Reference and Reflection
After looking at a picture of a cobblestone floor, I believe that it can significantly enhance my production skills.
However, the main reference is somewhat unclear and lacks depth, so I need to incorporate my own designs and ideas. Additionally, I have found more specific references to aid me in this task.
Below I will break it down further.
I am going to skip some of the basic node steps due to the large number of nodes.
In terms of the floor size, after splicing the basic shape, I first increased the contrast using levels to obtain the shape and then created a hollow effect using the edge_detect node.
Finally, there were some refinement steps. The two nodes within the red box are crucial and will be frequently used later on.
I used a combination of the perlin_noise node and the levels node to quickly create different shapes of pebbles.
Then, I used the auto_levels node to ensure that the mask was at the right color level. Finally, I used multiple Transformation 2D nodes to select the correct shape, and the cobblestone scale was complete.
Arrangement of Pebbles
The pebbles were arranged using the “Tile Sampler” node. Here, I used four of them for different parts of the pebble arrangement.
Previously, the floor tiles were divided into two nodes – one as the mask map input and the other as the vector map input.
The pebble layout in the reference has a flower shape. To achieve the same layout, we need to set the Vector Map Multiplier in the tile_sampler node to 1.
Distort the crystal_1 node using the perlin_noise node to make the mask appear more natural.
Then, decrease the brightness using the levels node and finally, apply distortion using fractal_sum_4.
Next, use slope_blur_grayscale to highlight the details of the broken pebbles and the newly formed node-set.
The pebble damage strength in flood_fill_to_grayscale is randomized.
1) The large stone foundation is laid out using the “tile_random” node.
2) In order to achieve the twisting effect of the reference upper stone brick, the Perlin Noise node and Directional Warp were used to fit the reference to the shape mask of the stone brick.
3) Subsequently, I added two edge_detect nodes: one thick and one thin.
For the thick one, I locally blurred the non-uniformly blurred grayscale and adjusted the contrast and position.
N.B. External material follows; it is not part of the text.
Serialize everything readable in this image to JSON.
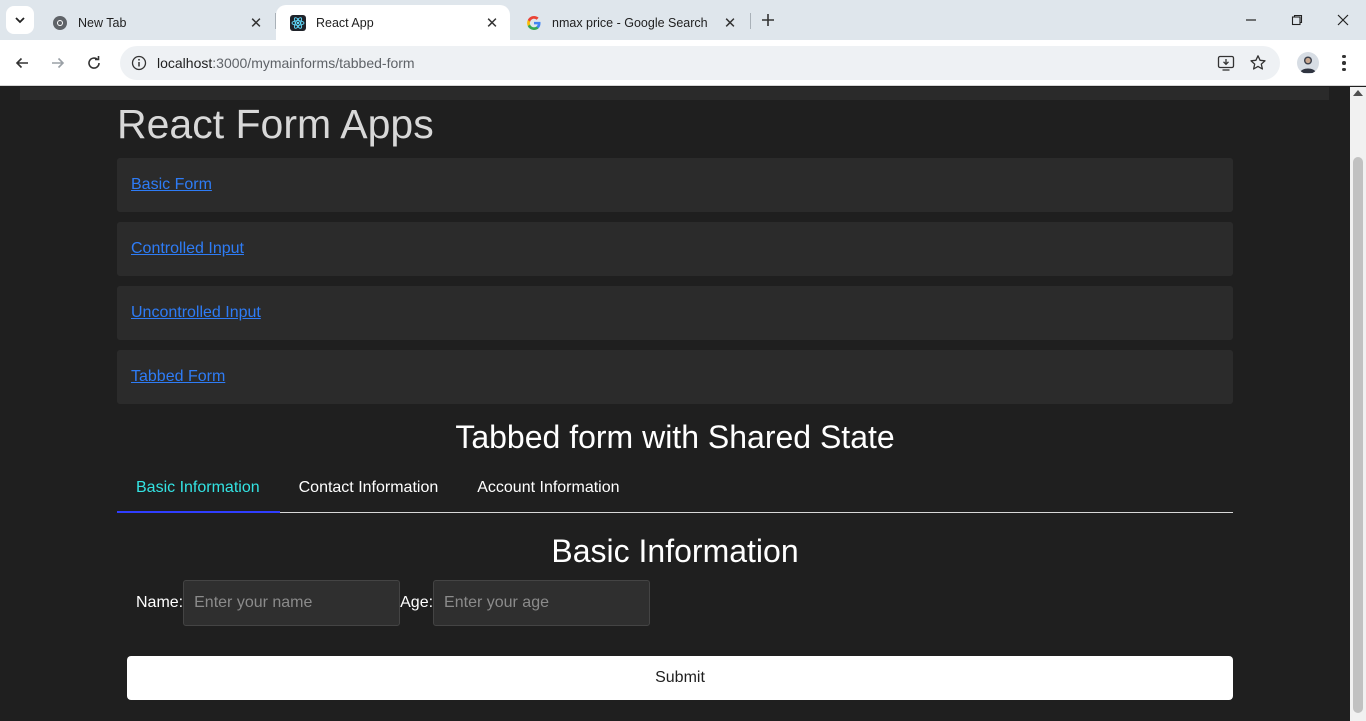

This way, the edge width would be much more natural when combined with the fine one.
4) This part involves chamfering the stone bricks during their production.
5) This part of the stone brick slope has shading changes.
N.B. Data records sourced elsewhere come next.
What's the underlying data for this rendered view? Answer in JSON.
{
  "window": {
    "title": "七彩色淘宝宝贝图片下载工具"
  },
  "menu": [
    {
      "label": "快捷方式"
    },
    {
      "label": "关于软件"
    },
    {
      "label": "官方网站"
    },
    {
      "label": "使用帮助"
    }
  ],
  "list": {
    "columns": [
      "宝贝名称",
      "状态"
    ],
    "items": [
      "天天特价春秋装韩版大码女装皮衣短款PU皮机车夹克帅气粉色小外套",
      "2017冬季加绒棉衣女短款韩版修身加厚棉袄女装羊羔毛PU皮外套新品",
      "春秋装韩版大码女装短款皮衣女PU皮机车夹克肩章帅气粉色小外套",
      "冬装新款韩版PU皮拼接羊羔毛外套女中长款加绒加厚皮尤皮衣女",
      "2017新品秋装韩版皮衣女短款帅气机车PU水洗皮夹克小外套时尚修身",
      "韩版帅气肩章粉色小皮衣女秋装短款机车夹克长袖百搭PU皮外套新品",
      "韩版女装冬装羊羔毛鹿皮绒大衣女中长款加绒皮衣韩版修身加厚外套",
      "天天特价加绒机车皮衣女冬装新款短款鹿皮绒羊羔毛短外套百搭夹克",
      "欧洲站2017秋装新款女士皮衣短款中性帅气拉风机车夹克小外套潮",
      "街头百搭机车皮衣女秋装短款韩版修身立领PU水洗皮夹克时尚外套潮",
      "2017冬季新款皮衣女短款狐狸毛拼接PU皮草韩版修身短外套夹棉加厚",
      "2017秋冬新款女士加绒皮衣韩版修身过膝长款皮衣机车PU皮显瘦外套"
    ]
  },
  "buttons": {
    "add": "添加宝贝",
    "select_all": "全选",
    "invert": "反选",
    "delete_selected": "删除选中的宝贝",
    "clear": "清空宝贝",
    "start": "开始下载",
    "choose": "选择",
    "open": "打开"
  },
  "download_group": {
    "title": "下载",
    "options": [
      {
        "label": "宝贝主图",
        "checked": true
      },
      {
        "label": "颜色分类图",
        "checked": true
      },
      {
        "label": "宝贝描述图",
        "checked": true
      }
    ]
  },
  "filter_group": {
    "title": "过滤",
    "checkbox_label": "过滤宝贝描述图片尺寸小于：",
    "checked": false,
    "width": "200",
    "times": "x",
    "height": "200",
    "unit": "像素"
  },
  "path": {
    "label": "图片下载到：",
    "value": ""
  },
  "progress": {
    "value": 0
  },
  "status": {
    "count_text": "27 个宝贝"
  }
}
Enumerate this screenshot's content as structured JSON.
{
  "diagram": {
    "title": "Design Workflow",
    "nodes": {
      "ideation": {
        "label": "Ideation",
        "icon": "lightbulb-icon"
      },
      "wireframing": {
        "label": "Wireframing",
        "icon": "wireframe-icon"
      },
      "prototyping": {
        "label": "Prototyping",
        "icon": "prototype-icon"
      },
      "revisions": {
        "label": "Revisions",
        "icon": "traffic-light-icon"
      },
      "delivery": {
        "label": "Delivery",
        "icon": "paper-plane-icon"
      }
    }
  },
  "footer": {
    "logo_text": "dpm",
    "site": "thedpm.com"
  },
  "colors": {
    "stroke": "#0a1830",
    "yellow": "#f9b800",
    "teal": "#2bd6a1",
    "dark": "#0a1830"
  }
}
6) This last part adds the details of the stone brick.
I applied a noise Directional Warp to the branches using the base shape, mixed them together, and finally scattered them randomly on the ground using the tile_sampler node.
The leaves are similar to the branches. The leaves are shaped and then scattered randomly on the ground using tile_sampler nodes.
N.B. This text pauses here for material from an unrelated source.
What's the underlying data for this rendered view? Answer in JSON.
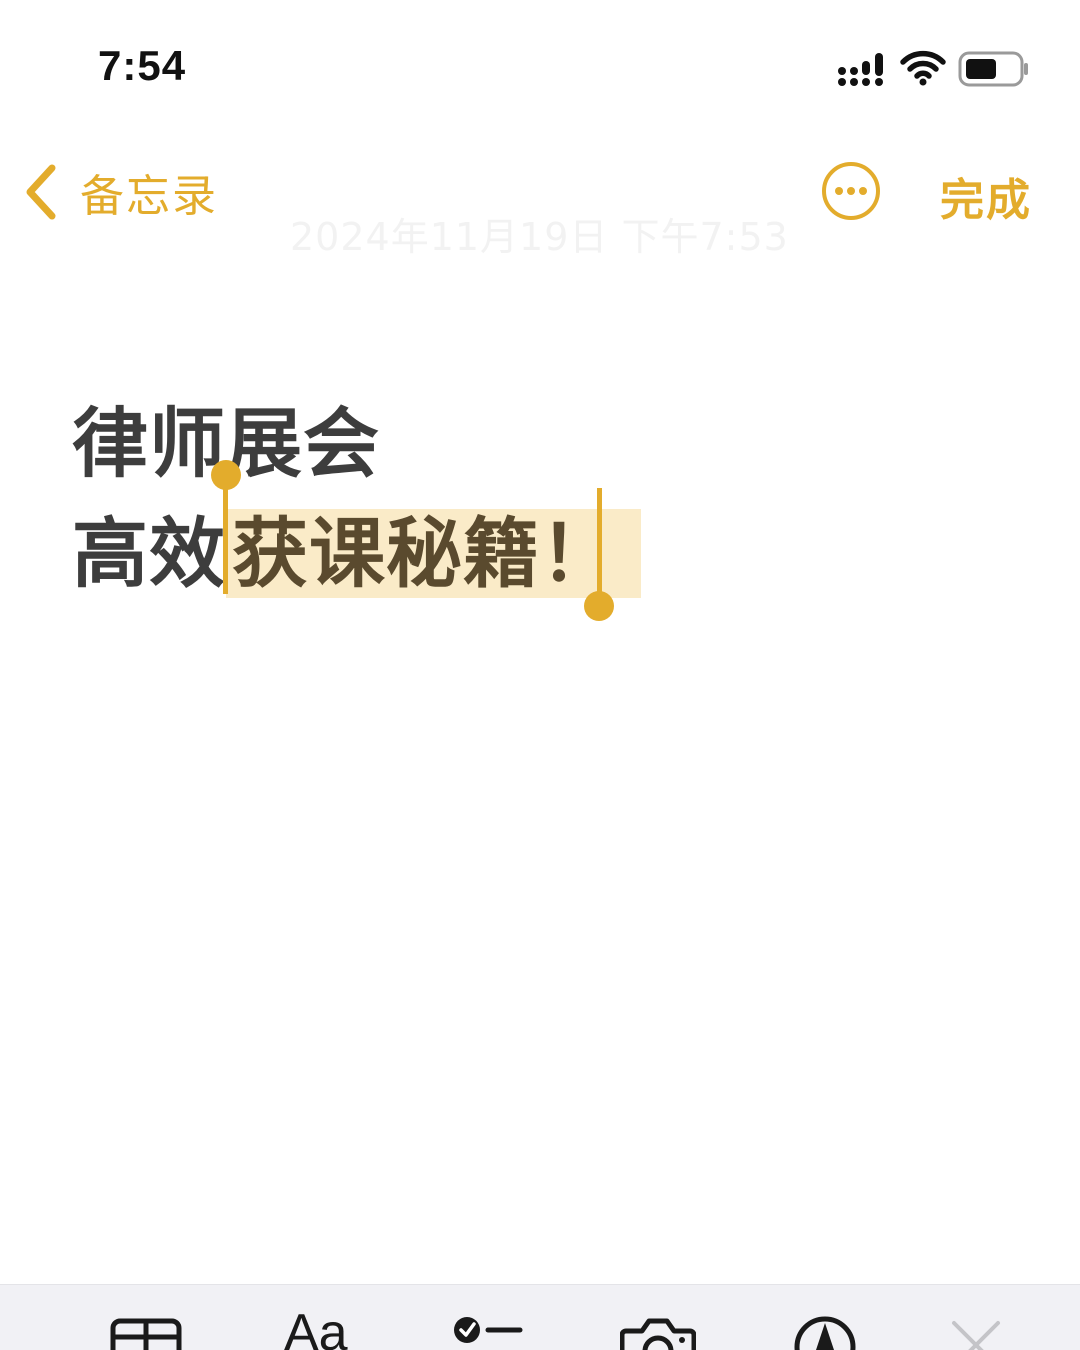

Here, I created the soil on the interior and mixed large cobblestones and floor tiles with stone bricks.
1) The red box contains a mixture of curved and smoothed pebbles, providing a natural and effective mask for color conversion using Gradient Map nodes.
2) For the red box part, I used the pebble mask in the “flood_fill_to_grayscale” node to randomize the gray level of each pebble.
Then, I used the “Gradient Map” node to make the color of each pebble different. Finally, I superimposed the color with the one I made before.
For the stone and brick I created three different colors and then combined them with two different masks.
The rest of the colors are made in a similar way to the stone bricks, and the final step is to combine them!